- Jun 2, 2019
- United States
Does any one else experience anxiety around their partner? Sometimes when he’s away I feel fine. I don’t have anxiety. I still have these thoughts about if I love him or not. I still have compulsions. But I sometimes want him to go away so I can not have the anxiety and obsessions I have around him. I want to be alone. I don’t always have intense anxiety around him after exposing myself to him for awhile. But I find comfort being completely and utterly alone. It makes me think I don’t really love him. Which is distressing. Sometimes when I’m alone I just cry hysterically and feel ashamed and wish all of this would ago away. Other times though, I feel nothing. I’ve been diagnosed with bipolar disorder for about three years now. But was told I sounded like I had OCD tendencies? I’ve been relatively stable on medication until the end of 2018. I came off of abilify because of weight gain. I thought taking my Prozac would be fine.
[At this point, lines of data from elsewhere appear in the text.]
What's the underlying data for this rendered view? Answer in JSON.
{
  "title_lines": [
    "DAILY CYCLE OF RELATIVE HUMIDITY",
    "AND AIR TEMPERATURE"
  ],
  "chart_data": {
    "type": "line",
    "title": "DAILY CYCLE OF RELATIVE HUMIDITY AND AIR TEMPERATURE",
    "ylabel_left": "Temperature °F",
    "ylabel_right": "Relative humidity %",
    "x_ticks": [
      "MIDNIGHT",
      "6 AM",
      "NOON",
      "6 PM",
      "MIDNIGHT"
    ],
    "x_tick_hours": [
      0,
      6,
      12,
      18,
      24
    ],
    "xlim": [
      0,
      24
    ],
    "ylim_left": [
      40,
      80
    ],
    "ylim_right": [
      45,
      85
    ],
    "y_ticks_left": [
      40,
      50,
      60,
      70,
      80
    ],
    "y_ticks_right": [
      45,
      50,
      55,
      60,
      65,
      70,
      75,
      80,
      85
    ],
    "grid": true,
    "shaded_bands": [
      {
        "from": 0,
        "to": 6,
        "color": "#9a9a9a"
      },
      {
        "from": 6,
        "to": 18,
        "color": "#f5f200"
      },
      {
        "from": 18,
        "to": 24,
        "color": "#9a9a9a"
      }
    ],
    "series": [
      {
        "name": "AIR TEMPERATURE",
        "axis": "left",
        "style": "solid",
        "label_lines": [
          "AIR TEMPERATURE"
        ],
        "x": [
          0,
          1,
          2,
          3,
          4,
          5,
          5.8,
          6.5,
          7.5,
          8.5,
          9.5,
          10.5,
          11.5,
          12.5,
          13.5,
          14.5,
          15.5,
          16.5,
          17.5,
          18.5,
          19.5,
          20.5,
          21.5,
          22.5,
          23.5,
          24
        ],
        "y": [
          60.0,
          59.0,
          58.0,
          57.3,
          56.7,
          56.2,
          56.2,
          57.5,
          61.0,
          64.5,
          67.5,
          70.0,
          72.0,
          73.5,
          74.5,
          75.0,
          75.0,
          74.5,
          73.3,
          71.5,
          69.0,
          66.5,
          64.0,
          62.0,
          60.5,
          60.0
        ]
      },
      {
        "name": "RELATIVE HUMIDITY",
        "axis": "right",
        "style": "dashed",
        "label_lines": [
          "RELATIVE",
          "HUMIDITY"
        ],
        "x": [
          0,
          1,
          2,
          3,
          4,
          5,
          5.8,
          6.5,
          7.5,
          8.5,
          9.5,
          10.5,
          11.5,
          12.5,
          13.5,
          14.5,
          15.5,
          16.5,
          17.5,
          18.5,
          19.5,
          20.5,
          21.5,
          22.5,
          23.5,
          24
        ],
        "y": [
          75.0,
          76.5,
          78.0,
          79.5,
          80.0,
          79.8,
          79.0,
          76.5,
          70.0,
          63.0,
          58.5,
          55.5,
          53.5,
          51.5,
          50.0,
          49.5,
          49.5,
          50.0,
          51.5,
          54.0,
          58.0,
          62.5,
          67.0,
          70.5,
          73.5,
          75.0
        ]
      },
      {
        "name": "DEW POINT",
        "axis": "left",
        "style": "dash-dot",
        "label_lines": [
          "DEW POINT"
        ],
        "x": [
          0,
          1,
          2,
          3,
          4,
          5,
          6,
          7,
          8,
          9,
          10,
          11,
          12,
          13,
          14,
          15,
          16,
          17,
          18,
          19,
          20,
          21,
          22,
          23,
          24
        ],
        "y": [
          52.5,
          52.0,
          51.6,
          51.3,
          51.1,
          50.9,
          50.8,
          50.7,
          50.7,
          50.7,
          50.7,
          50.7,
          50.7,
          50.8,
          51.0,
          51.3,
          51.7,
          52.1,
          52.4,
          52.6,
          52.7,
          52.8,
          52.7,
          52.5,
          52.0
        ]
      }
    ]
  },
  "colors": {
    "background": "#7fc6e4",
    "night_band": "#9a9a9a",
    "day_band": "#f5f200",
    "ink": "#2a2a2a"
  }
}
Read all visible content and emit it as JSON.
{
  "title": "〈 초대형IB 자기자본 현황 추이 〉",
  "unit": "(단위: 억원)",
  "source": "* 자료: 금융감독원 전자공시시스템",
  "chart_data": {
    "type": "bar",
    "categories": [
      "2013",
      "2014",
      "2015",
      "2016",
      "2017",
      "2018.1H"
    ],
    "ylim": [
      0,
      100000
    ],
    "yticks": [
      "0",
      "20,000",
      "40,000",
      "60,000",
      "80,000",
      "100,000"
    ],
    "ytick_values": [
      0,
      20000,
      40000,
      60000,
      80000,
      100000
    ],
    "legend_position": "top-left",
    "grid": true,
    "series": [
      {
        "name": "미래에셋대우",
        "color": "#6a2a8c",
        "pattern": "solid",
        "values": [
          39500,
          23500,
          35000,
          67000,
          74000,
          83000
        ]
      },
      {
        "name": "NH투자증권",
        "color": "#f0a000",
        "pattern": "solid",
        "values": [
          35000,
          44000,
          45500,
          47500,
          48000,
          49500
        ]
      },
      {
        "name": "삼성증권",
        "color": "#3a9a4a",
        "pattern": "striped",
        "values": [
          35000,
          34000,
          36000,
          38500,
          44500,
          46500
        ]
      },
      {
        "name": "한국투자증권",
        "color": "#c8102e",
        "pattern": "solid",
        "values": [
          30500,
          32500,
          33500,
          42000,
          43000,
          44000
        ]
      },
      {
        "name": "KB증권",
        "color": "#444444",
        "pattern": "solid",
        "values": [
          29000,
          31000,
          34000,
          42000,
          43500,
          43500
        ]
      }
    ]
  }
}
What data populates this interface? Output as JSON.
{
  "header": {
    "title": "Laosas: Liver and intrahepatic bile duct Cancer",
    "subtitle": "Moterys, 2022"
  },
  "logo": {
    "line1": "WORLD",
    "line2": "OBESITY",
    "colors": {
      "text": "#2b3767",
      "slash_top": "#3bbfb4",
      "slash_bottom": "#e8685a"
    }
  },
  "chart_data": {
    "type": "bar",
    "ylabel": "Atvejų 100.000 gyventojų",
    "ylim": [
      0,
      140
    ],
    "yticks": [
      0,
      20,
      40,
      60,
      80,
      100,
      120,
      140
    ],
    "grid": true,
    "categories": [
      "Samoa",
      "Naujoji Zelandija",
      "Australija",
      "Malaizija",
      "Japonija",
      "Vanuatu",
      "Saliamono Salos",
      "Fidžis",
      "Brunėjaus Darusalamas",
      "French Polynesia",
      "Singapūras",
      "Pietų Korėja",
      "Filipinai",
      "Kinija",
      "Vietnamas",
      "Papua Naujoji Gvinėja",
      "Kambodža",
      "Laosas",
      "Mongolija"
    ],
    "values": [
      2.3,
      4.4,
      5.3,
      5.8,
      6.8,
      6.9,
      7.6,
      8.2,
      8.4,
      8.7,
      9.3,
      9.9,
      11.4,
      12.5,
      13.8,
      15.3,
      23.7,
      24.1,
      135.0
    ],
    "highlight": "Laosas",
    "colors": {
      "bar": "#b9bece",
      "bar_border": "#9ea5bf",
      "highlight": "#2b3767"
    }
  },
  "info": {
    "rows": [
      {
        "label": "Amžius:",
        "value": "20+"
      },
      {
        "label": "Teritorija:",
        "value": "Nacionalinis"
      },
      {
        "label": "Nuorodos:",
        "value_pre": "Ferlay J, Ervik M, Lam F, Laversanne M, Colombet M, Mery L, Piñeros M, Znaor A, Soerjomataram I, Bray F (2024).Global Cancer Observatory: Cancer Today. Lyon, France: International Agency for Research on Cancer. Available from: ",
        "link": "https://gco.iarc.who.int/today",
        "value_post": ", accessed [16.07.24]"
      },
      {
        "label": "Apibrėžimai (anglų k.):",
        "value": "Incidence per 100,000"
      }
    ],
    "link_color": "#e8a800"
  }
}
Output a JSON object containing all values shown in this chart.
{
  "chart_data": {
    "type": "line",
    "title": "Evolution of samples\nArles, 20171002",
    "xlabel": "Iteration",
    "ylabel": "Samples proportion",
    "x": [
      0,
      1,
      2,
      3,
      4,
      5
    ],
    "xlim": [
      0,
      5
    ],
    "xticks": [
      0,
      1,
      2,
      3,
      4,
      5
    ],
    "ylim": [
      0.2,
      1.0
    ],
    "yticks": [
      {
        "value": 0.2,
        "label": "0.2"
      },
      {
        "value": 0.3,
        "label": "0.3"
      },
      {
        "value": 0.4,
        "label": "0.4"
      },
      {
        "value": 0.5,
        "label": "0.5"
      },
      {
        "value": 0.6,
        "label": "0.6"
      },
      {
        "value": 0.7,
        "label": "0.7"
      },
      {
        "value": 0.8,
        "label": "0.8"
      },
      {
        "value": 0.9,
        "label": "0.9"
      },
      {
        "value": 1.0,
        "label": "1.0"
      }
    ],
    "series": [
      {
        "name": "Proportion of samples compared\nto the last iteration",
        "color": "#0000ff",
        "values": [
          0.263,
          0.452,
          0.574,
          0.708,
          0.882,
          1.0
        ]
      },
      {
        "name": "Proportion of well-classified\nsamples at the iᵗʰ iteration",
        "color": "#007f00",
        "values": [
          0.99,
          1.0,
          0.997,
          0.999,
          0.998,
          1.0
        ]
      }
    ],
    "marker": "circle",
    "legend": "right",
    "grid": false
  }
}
It causes mania but I’m not reckless while manic I guess. Idk it sounds stupid saying it out loud. I started to take my Prozac maybe every three to five days. Idk it was just when I happen to think about it. 40mg. But I started taking 40mg full time again. But the third day I had severe intrusive thoughts. Panic inducing thoughts. Has anyone else experienced this? I have high anxiety around these obsessive thoughts and sometimes I just cry hysterically when I’m not obsessing. Other times I feel nothing and my mind is completely blank.